Greenwood menilai, dalam kasus ini ketiga unsur itu jelas ada di lapangan selama beberapa bulan terakhir. Namun, serangan tetap terjadi dan menelan korban jiwa.

Hal itu, menurutnya, mencerminkan kelemahan mendasar aparat Israel dalam membaca “niat”, yang selama ini kerap diremehkan sebagai sekadar “gangguan kecil” tanpa nilai ancaman serius.

Perlawanan yang tak surut

Menurut Greenwood, realitas di lapangan membuktikan bahwa perlawanan bersenjata Palestina tidak akan lenyap.

Aksi-aksi itu tidak hanya berhenti di Tepi Barat, melainkan menjangkau seluruh wilayah Israel, termasuk kawasan di dalam garis hijau.

Ia menekankan perlunya operasi militer besar-besaran di Tepi Barat guna membongkar infrastruktur bersenjata dan mencegah infiltrasi melalui tembok pemisah, bahkan jika harus menggunakan peluru untuk menghentikan para penyusup.

Greenwood memperingatkan, mengabaikan ancaman atau sekadar mengambil langkah terlambat sama artinya dengan bersiap menerima serangan berikutnya.

Peristiwa di Ramot, Yerusalem, menurutnya hanyalah “tulisan di dinding” yang menandakan datangnya gelombang aksi baru bila pendekatan keamanan tidak diubah secara mendasar.

Nada serupa dikemukakan oleh Shalom Ben Hanan, mantan pejabat senior Shin Bet. Ia menilai serangan di Yerusalem membuka tabir tantangan serius yang dihadapi Israel dalam menghadapi faksi dan kelompok bersenjata, terutama di Tepi Barat.

Kondisi itu, kata dia, dipicu oleh kombinasi perang di Gaza dan keruntuhan bertahap Otoritas Palestina, yang sama-sama memanaskan tensi dan memperuncing kekerasan.

Ben Hanan menekankan, ketenangan relatif di Tepi Barat dalam beberapa bulan terakhir bukan tanda meredanya niat atau semangat perlawanan, melainkan hasil dari penangkalan aparat keamanan terhadap sejumlah rencana serangan, serta operasi militer Israel yang intensif.

Karena itu, ia memandang serangan di Yerusalem bukanlah insiden terisolasi, melainkan cermin dari meningkatnya keterhubungan antara Gaza dan Tepi Barat.

Lebih jauh, Ben Hanan menjelaskan bahwa meningkatnya operasi bersenjata tidak semata lahir dari situasi terkini, melainkan bersumber dari permusuhan mendalam terhadap Israel yang diperkuat oleh perang di Gaza.

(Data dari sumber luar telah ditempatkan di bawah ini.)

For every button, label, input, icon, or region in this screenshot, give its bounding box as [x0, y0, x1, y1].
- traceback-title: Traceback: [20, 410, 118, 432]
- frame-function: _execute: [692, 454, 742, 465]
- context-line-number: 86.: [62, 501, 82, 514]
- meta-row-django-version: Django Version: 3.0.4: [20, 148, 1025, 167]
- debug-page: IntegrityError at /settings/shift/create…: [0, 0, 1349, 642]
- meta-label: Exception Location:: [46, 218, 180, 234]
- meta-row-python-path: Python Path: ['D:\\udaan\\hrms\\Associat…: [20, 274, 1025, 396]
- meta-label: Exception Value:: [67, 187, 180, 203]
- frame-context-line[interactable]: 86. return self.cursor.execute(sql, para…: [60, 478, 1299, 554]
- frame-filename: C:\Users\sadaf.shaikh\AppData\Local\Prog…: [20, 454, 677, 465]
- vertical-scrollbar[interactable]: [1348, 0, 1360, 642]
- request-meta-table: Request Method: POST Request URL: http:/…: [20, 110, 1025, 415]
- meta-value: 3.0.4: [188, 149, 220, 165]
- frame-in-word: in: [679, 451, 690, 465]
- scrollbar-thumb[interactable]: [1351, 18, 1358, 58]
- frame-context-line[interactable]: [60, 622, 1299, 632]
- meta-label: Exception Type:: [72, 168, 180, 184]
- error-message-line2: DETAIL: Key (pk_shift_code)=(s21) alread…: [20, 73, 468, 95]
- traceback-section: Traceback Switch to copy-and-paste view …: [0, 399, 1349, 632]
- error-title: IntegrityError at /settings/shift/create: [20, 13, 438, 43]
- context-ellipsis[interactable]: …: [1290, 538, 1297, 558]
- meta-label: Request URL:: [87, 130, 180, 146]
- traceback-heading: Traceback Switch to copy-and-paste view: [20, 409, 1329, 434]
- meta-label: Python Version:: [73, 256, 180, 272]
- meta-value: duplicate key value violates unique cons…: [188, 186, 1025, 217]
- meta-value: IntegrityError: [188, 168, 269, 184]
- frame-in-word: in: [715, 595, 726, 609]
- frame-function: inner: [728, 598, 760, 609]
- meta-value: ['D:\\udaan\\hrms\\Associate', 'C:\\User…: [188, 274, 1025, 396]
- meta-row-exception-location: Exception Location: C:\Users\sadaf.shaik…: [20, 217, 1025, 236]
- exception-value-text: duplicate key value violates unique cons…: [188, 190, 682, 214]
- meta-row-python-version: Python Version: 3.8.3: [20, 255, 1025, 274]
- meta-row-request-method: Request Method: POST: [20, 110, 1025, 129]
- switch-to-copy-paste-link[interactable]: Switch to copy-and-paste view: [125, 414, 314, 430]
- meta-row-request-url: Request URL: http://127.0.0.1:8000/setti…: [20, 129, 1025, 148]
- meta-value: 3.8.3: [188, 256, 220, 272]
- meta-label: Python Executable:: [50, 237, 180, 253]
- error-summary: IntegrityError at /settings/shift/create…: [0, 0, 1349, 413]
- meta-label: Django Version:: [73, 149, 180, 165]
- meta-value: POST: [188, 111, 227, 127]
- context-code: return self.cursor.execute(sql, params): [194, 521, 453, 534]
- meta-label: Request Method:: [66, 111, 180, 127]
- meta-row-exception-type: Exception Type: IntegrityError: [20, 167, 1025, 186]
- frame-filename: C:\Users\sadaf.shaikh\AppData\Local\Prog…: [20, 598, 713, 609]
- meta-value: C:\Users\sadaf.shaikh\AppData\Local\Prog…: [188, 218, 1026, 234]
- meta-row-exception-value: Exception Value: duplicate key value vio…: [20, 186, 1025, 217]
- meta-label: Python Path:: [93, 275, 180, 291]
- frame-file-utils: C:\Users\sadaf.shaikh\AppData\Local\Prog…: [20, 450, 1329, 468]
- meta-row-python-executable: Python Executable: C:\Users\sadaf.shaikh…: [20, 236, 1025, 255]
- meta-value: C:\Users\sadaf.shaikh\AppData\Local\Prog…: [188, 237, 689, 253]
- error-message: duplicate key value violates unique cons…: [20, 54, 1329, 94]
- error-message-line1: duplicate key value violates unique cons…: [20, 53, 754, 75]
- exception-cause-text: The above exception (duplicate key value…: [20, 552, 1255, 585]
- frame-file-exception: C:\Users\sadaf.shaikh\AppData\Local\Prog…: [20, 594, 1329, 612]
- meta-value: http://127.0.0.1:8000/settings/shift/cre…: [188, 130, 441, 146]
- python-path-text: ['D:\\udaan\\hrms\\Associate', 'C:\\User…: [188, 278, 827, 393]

Pada saat yang sama, Otoritas Palestina tengah menghadapi stagnasi politik dan ekonomi, yang mengurangi kapasitasnya untuk meredam serangan, sekaligus mengikis perannya sebagai penopang stabilitas.

Ia memperingatkan, menurut sejumlah analisis keamanan, kemungkinan runtuhnya Otoritas Palestina dalam waktu dekat akan menjadi ancaman langsung bagi stabilitas kawasan dan kemampuan Israel menahan eskalasi.

Bahkan, sekalipun Hamas di Gaza mengalami pelemahan, organisasi itu dinilai masih memiliki kapasitas signifikan untuk memengaruhi Tepi Barat.